I welcome the tone of the debate and of the motion, which I was pleased to sign. I welcome the Home Secretary’s earlier statement, although I wish that our scheme was part of the UN’s wider scheme. I will use the few minutes that I have this afternoon to make a stronger plea for greater generosity in respect of the absolute number of people we will allow into this country.
So many hon. Members have wanted to speak in this debate because of the sheer scale of the humanitarian crisis that is unfolding. As many people have said, this is the greatest refugee crisis of our time and we have a moral responsibility to act. The UNHCR predicts that the number of Syrian refugees fleeing the country will be more than 4 million by the end of the year. That will be the largest refugee population in the world. None of us have forgotten what the millions of Syrian people who need help are fleeing from: the death and violence preceding and following the deplorable chemical attacks on civilians in Damascus last August. The traumatic images of those attacks are etched on all our minds. We can only begin to imagine the scars that have been left on the surviving refugees by a conflict with an estimated death toll already of 130,000.
In the face of this enormous crisis and the horrifying number of desperate people that we can hardly begin to imagine, all that is currently being asked by the UNHCR is that 30,000 Syrian refugees be admitted to other countries. I stress that that figure is what the UNHCR thinks is politically and logistically realistic, not the full number of vulnerable people who may need to seek refuge on our shores. We should not get fixated on the figure of 30,000, because the number could be much higher. Although I welcome the fact that the UK has agreed to help an unspecified number of refugees, I fear that that number will be very small.

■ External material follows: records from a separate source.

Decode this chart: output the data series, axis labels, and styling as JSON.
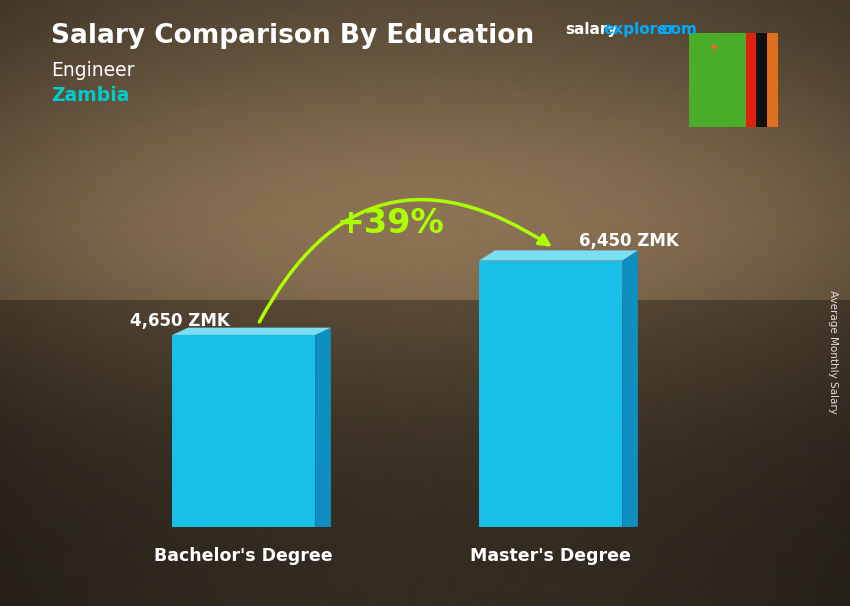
{
  "title": "Salary Comparison By Education",
  "subtitle1": "Engineer",
  "subtitle2": "Zambia",
  "categories": [
    "Bachelor's Degree",
    "Master's Degree"
  ],
  "values": [
    4650,
    6450
  ],
  "value_labels": [
    "4,650 ZMK",
    "6,450 ZMK"
  ],
  "bar_color_front": "#18C0E8",
  "bar_color_top": "#7ADFF5",
  "bar_color_side": "#0E8FBF",
  "pct_label": "+39%",
  "pct_color": "#AAFF00",
  "arrow_color": "#AAFF00",
  "title_color": "#FFFFFF",
  "subtitle1_color": "#FFFFFF",
  "subtitle2_color": "#00CCCC",
  "value_label_color": "#FFFFFF",
  "xlabel_color": "#FFFFFF",
  "rotated_label": "Average Monthly Salary",
  "rotated_label_color": "#DDDDDD",
  "website_salary_color": "#FFFFFF",
  "website_explorer_color": "#00AAFF",
  "ylim": [
    0,
    8500
  ],
  "x_positions": [
    0.27,
    0.7
  ],
  "bar_width": 0.2,
  "flag_green": "#4AAD2A",
  "flag_red": "#DE2010",
  "flag_black": "#111111",
  "flag_orange": "#E07020"
}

I want to compare that situation with the huge strain under which Syria’s neighbours are already buckling. Not surprisingly, Turkey, Jordan, Lebanon and Iraq are under enormous pressure, and there is real concern that they may begin to feel that they have to turn refugees away from their shores. Scores of people trying to escape the fighting, including families with small children, are already being denied admission by those neighbouring countries. According to an April 2013 survey, 71% of Jordanians want the border with Syria to be closed to new arrivals. With thousands of people fleeing Syria every day, that would be catastrophic. That is why western countries have a moral responsibility to show solidarity with Syria’s neighbours by sharing responsibility for protecting some of the people fleeing Syria.
The current situation in Syria’s neighbouring countries is incredibly fragile. For example, the current estimate is that refugees equating to approximately a quarter of Lebanon’s population of 4.5 million have already fled there, and by the end of the year the UN expects Lebanon to have 1.6 million Syrian refugees, an enormous 35% of the population of a country that was ranked 67th in GDP per capita in 2012. We, on the other hand, are a member of the G8 and one of the world’s largest national economies, and we are potentially being seen to be quibbling about a tiny number of people. The bottom line is that I fear we are not doing as much as we could and should, and that we risk sending out a signal to other countries that it is acceptable for them to do the same.
I hope that we can talk about taking numbers of refugees not just in the hundreds but in the thousands, and that we can talk about what is needed, not the number that it may be politically expedient for us to accept.